Soybean group says US-China tariff woes not going away anytime soon

By Aerin Einstein-Curtis

- Last updated on GMT

©GettyImages/ Sergio Lacueva
©GettyImages/ Sergio Lacueva
Tariff interchange and escalation is expected to exacerbate the damage done to trade markets and some feed crop producers, however cutting soy from feeds could have unexpected consequences, says ASA director.

The American Soybean Association (ASA) has highlighted the ongoing trade uncertainty between the US and China could bring increasingly negative consequences and potentially irreversible ones for feed crop producers and rural America.

The ASA was opposed to the tariffs before they were put in place, said Ron Moore, director of ASA. The concern has now become that they will be in place for an extended period of time.

“Everybody has been surprised that we’ve got this tit-for-tat trade war going on where we put tariffs on and they put tariffs on,” ​he told FeedNavigator. “Everybody is nervous that this is going to be a long-term, multiyear issue with the tariffs.”

On Monday [September 24] the US imposed​ a 10% tariff on about $200bn in imports from China according to the office of the US Trade Representative. Those tariffs are set to increase to 25% in January.

In response​, China implemented a series of supplemented tariffs on $60bn in goods. Tariffs on the product range from 5 to 10% and include fish fats, meals, pellets and oils, beef products, pork products, animal fats and oils, other animal proteins, soybean, corn and vegetable oil, soy-oil cake along with wheat and oat products.

The US administration also said that in the event of retaliation​,​ it is prepared to add tariffs on an additional $267bn in products. However, that step has yet to be taken.  

"I think if you take the president at his word then it’s likely that those [additional tariffs] will be coming forth at some point in the future if China doesn’t come to the negotiating table,”​ he added.

“It’s disappointing that we’ve got to this point, but I don’t think that President Trump or this administration is going to recommend that we get rid of the tariffs any time soon,” ​he said. “This will continue to escalate until somebody blinks.”

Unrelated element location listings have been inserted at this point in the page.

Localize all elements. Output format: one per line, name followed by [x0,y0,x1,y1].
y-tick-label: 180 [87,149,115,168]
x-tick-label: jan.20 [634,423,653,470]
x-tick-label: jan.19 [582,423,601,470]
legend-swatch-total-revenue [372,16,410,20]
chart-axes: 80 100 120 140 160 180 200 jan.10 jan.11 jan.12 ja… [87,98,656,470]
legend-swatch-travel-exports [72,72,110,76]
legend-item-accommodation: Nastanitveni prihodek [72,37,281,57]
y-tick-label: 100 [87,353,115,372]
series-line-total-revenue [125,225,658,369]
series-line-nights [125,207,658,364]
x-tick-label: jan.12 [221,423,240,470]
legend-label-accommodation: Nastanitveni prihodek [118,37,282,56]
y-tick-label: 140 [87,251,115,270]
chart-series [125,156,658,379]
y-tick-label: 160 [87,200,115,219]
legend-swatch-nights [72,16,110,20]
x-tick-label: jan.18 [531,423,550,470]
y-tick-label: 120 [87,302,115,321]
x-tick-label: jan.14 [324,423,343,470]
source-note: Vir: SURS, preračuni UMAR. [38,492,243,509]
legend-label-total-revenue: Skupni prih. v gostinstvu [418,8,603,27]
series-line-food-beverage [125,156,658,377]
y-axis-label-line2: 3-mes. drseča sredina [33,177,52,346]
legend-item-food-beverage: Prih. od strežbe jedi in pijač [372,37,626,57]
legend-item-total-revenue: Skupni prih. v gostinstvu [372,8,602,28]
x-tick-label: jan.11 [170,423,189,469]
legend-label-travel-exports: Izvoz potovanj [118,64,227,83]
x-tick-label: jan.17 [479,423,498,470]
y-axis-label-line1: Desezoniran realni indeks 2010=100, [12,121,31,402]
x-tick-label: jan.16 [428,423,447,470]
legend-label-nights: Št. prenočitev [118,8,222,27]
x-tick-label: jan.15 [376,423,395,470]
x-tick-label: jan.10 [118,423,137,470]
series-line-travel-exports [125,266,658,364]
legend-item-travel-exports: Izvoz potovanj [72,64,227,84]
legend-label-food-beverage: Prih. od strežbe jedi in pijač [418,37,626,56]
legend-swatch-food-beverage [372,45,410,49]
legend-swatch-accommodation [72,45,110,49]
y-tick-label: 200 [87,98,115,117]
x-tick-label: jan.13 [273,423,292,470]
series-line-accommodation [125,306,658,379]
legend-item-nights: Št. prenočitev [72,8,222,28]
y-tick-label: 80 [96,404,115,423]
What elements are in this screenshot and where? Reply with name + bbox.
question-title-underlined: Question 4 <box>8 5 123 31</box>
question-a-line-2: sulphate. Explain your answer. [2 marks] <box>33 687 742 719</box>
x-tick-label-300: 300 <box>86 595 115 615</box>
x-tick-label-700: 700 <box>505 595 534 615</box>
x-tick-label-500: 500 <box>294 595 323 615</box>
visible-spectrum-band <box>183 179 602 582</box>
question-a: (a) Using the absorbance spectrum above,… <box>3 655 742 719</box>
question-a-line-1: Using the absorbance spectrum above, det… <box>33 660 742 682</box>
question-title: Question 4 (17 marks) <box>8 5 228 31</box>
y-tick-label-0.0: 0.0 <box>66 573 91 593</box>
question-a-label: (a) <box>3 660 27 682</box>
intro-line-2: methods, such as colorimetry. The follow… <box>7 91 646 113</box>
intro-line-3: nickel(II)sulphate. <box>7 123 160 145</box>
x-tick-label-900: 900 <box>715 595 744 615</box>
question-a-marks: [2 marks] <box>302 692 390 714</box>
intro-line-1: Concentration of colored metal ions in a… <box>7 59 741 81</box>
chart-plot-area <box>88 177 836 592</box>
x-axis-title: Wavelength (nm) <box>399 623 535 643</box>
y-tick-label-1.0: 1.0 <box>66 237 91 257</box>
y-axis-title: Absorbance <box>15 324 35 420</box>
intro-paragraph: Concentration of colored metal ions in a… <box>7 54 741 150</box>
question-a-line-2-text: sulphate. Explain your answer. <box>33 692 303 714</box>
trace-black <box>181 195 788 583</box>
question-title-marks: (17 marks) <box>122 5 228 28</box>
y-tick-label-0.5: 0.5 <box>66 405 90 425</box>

However, he added, suggestions that Chinese producers may reformulate feeds to cut the use of soybean meal could bring challenges for producers using those feeds.

Feed formulation

There have been some comments made that producers were trying to cut soybean meal use to limit the amount of imports needed, said Moore.

“Whether it’s poultry, or swine or dairy to reduce the amount of soybean meal that goes into the feed ration – that’s possible to do,” ​he said. “But over the long history of relationships with export markets like China and other Southeast Asian countries and European countries – it’s a premier protein source for animal feed and while there are other feedstuffs available it’s not as high quality as soybean meal.”

Reformulating rations could lead to reducing production efficiency and quality, he said. “It’s a short-term reaction but would have long-term effects on their livestock production – long-term negative effects,”​ he added.

“It sounds good, but if they spend much time looking at the research they’re going to realize that soybean meal it’s the premier protein for animal feed,”​ said Moore. “Their rate of gains will suffer, their cost and profitability will suffer and the quality of the pork and the poultry they produce will suffer.​”

Lingering damage 

The concerns regarding the time needed to recover from the ongoing tariff situation and trade uncertainty stem from history, said Moore. Previously a government intervention with the commodity market with Russia combined with high interest rates and large yields created a long-term challenge to feed crop producers.

“We had government intervention that caused a lack of confidence in the markets and people ended up not having a confidence in the marketplace and consequently – we had a lot lower prices and it took a decade for us to work through that,” ​he said. “There are a lot of similarities to what happened in the 1980s … to what we have right now.”

The price of US soybean has dropped by 20% at export terminals in New Orleans, the ASA reported. Farm gate prices have declined more steeply.

The financial support or market facilitation program​ announced by the USDA is expected to help soybean producers, said Moore. “We’d rather get our revenue from the marketplace instead of government assistance,” ​he added.

“We’re doing everything we can to engage with the administration to hopefully get some of these [addressed] in the short term, but we’re preparing for a long-term negative impact on the rural economy in the US,” ​he said.